Национальное самоопределение и национальная безопасность МОШЕ ФЕЙГЛИН

На модерации Отложенный Национальное самоопределение и национальная безопасность

Израиль разбомбил в Сирии склады проиранских милиций, на которых находилось более тысячи ракет. Это безусловно, большое наше достижение. И мы должны от всей души поблагодарить все подразделения – гражданские, разведывательные и, конечно же, ударные, которые занимаются этим важнейшим делом.

Однако надо помнить, что такие атаки являются лишь тактическими достижениями. Со стратегической точки зрения оборонная ситуация для Израиля в последнее время серьезно ухудшилась.

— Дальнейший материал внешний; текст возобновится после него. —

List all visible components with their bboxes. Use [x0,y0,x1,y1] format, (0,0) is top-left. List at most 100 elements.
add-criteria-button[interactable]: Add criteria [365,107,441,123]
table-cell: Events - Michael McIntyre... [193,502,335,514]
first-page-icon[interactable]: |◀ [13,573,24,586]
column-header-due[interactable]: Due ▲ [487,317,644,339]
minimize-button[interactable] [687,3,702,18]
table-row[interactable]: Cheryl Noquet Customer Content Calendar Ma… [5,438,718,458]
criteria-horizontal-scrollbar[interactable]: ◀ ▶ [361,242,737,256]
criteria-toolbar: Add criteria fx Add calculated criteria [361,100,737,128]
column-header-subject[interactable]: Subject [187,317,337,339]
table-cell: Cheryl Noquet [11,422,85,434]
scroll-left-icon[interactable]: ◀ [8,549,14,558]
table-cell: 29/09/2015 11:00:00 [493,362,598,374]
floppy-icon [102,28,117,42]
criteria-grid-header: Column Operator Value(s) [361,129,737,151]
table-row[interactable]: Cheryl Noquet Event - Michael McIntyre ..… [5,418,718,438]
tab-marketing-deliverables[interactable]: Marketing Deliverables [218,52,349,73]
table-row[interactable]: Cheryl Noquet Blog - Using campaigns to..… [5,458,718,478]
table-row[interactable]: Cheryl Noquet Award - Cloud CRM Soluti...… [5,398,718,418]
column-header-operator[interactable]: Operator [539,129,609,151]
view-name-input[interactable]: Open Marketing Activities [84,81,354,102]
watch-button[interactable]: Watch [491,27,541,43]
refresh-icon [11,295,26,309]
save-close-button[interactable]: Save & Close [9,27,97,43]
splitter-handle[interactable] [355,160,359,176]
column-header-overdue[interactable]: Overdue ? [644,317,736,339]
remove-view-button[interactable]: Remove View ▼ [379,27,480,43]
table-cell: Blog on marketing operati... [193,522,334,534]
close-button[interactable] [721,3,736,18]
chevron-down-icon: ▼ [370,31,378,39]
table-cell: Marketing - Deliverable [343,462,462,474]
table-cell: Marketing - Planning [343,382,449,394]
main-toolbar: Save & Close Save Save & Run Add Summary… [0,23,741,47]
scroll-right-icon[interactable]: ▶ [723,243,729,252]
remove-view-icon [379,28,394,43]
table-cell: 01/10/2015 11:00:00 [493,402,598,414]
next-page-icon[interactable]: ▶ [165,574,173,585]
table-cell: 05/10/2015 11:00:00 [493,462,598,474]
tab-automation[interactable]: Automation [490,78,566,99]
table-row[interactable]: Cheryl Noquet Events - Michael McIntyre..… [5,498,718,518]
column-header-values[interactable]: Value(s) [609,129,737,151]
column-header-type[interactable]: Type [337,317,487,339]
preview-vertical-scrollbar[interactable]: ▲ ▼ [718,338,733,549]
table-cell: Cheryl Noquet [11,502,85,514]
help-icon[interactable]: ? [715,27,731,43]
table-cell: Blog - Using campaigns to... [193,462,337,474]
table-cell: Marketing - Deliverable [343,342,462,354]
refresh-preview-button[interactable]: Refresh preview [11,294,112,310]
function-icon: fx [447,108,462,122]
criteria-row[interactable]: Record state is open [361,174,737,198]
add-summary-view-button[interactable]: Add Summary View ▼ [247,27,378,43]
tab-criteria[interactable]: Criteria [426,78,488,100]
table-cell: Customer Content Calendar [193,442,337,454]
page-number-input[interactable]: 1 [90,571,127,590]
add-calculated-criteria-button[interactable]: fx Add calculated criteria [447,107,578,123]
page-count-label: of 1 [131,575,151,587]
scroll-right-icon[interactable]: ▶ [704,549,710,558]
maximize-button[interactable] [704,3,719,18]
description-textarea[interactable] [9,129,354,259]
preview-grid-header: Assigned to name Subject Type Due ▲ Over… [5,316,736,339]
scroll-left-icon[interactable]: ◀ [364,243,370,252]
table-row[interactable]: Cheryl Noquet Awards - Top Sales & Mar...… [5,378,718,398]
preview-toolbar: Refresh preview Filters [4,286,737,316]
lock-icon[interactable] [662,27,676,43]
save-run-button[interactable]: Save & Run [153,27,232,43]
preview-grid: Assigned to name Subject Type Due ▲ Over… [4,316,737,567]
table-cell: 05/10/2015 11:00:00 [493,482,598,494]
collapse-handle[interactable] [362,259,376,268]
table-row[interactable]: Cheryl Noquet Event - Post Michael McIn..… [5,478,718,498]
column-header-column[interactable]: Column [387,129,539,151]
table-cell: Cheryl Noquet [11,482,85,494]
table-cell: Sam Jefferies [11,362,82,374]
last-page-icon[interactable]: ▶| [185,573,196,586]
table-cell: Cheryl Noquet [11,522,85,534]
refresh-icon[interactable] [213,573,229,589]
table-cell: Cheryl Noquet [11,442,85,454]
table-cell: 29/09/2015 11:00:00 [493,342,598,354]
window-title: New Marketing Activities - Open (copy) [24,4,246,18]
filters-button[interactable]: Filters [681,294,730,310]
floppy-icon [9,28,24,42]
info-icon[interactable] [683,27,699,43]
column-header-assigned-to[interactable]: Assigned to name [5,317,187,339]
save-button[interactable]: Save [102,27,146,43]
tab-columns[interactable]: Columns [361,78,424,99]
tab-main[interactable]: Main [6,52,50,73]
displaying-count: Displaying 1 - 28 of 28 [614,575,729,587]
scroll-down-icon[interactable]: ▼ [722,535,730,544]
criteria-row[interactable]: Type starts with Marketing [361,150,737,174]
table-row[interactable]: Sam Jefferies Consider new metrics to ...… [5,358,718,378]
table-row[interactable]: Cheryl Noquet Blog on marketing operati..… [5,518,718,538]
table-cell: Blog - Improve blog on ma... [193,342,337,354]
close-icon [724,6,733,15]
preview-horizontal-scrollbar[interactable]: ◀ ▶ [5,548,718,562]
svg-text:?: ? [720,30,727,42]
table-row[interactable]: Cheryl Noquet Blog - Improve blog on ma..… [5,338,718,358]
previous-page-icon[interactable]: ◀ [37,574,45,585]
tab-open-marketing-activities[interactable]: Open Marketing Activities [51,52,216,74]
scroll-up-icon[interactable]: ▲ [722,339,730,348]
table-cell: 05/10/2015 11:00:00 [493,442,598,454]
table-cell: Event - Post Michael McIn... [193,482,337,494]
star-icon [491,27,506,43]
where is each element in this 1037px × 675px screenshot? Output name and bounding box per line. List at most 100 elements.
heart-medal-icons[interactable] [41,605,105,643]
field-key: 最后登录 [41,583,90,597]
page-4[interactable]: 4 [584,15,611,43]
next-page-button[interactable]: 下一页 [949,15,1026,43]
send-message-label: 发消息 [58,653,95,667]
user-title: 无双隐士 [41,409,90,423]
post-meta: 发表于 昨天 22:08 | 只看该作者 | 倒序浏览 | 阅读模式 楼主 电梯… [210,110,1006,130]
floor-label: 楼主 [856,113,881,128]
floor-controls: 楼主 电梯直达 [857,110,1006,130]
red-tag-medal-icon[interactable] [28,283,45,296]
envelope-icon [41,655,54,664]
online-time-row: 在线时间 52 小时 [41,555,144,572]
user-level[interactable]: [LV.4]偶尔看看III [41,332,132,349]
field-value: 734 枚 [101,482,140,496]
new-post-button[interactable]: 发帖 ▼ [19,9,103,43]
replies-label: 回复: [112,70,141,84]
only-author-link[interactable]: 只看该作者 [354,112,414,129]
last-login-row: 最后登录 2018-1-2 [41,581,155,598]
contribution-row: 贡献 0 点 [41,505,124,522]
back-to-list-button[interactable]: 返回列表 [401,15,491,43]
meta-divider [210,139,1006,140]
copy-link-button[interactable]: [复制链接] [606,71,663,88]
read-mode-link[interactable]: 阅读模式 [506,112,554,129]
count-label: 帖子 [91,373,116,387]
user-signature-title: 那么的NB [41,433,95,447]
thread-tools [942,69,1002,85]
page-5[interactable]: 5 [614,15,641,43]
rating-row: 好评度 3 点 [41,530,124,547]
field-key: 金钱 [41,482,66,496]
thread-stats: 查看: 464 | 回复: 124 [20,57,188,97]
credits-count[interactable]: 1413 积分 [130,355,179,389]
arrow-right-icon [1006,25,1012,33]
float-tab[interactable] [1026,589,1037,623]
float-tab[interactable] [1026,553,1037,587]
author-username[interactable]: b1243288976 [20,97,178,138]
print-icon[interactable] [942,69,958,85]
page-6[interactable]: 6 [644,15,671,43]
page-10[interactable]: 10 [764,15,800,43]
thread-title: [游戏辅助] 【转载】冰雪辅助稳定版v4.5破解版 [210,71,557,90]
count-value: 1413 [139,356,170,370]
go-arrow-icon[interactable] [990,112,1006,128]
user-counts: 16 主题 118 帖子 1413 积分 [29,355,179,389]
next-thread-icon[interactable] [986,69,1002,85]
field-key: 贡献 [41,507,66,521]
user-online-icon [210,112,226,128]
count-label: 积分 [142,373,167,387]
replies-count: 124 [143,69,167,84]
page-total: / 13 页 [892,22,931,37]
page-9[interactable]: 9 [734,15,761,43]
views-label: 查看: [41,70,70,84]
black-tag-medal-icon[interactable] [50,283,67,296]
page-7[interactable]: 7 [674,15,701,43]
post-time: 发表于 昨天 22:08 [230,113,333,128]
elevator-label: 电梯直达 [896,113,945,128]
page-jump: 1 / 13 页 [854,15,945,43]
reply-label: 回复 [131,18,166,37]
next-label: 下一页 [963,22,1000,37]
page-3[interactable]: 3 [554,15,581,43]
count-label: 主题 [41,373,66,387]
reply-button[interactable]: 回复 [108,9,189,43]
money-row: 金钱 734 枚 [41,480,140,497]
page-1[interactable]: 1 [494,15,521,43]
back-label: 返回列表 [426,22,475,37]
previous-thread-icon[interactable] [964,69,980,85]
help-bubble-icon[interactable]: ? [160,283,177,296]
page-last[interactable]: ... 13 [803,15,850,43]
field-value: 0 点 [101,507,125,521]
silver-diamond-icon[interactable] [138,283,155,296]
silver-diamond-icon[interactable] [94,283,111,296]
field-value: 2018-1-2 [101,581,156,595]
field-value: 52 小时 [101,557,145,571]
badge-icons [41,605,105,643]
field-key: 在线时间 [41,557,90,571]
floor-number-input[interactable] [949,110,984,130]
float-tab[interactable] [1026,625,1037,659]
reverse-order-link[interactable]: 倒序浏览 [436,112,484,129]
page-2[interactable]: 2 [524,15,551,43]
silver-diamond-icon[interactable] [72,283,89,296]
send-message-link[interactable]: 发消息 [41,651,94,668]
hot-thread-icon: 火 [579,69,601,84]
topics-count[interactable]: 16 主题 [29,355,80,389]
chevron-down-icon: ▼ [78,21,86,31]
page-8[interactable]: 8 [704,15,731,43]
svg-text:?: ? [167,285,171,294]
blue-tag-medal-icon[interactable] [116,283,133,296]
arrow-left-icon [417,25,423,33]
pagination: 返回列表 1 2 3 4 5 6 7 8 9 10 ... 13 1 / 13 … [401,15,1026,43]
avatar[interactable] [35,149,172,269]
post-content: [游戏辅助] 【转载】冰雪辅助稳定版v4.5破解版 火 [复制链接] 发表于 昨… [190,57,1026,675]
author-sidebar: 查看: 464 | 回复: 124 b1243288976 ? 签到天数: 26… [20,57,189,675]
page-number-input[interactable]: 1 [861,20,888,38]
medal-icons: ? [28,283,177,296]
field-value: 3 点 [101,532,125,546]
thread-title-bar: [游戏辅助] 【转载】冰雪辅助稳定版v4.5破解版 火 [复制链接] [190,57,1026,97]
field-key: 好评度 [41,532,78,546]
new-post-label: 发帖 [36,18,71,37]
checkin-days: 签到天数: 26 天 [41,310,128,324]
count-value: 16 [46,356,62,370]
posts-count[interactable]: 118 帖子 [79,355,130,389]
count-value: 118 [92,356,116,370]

Этой успешной атакой Израиль заткнул еще одну дырочку в плотине. Но ни в этой, ни в других успешных операциях не было предпринято никаких стратегических действий по отводу той массы воды, что грозит смыть плотину и обрушиться и нас всех.


Как возникла эта угроза? Как Израиль стал заложником Ирана и проиранских сил, владеющих сотнями тысяч ракет, направленных на нас с севера и с юга? И ракеты эти становятся все более прицельными. Как израильские ВВС потеряли полную свободу действий, которая была у нас до прихода русских войск в Сирию?\

Почему Израиль, обладавший после 1967 года силой сдерживания, превратился  в сдержанный Израиль 2000-х?

Корень проблемы в том, что после Шестидневной войны Израиль потерял наше главное оружие – чувство правоты и справедливости своих действий. До 1967 года Израиль апеллировал к экзистенциальной угрозе. Мы чувствовали себя овцами, на которых семеро волков напали со всех сторон всего 19 лет назад, в 1948-м.


Еще свежая память о Холокосте избавляла нас от необходимости искать более веские основания для наших прав на Землю Израиля – мы были слабыми и обороняющимися, а значит, наша борьба была справедливой.

Но победа в Шестидневной войне и возвращение Иудеи и Самарии лишили нас статуса слабых. Мы больше не могли оправдываться исключительно самообороной. Теперь Израилю нужно было найти сущностную опору своей правоты. Но Израиль, который бежит от своей еврейского самоопределения, не смог ее обнаружить.

Если израильское общество не обладает твердой еврейской идентичностью, если мы не готовы сказать: "Бог заключил с нами завет, который сделал нас вечным народом и вернул на нашу землю через две тысячи лет изгнания, и поэтому эта земля наша, и только наша", то что нам остается?

Какие оправдания?

Мы говорим другим народам: "Да, мы завоевали чужую землю в 1948 году, но у нас не было другого выхода, после Освенцима нам было некуда идти... И это правда, что в 1967 году мы захватили земли до реки Иордан, которые не были нашими. Не могли бы вы, пожалуйста, принять от нас обратно то, что мы украли у вас в 1967 году, и закрыть глаза на то, что мы украли в 1948 году..."

Если бы вы выслушали такой аргумент с одной стороны, прагматичный аргумент, даже не упоминающий право и справедливость, а с другой стороны вы услышали бы простой довод: "Эта земля принадлежит нам по праву, так как она принадлежала нашим отцам",  то на чью стороны вы бы склонились?


Если мы не верим, что эта земля принадлежит нам и только нам, если у нас могут заседать в Кнессете депутаты, не признающие еврейское государство, то другие вправе считать нас современными крестоносцами и напоминать нам, что пора колониализма давно окончилась.

Вслед за тем, как мы потеряли уверенность в своих правах, мы стали незваными гостями в собственной стране. А значит, утратили право применять наступательную стратегию.


Теперь Израиль может позволить себе максимум уничтожить какой-нибудь склад, да и то анонимно. Или расстрелять летящую на нас ракету, но лишь после того, как она уже будет запущена.

Если мы сами не верим, что это наша земля, то правомерность наших действий в чужих глазах становится все меньше и меньше. Израилю разрешено только защищаться, и то только после того, как на нас напали...

Современная стратегическая угроза нашему существованию возникла именно потому, что Израиль не считал себя вправе вести превентивную войну и этим сохранять свое стратегическое преимущество.

Сегодня самое время осознать важность нашей национальной идентичности и ценность нашего еврейского государства. И когда мы вернемся к своей идентичности, мы вернем себе и безопасность.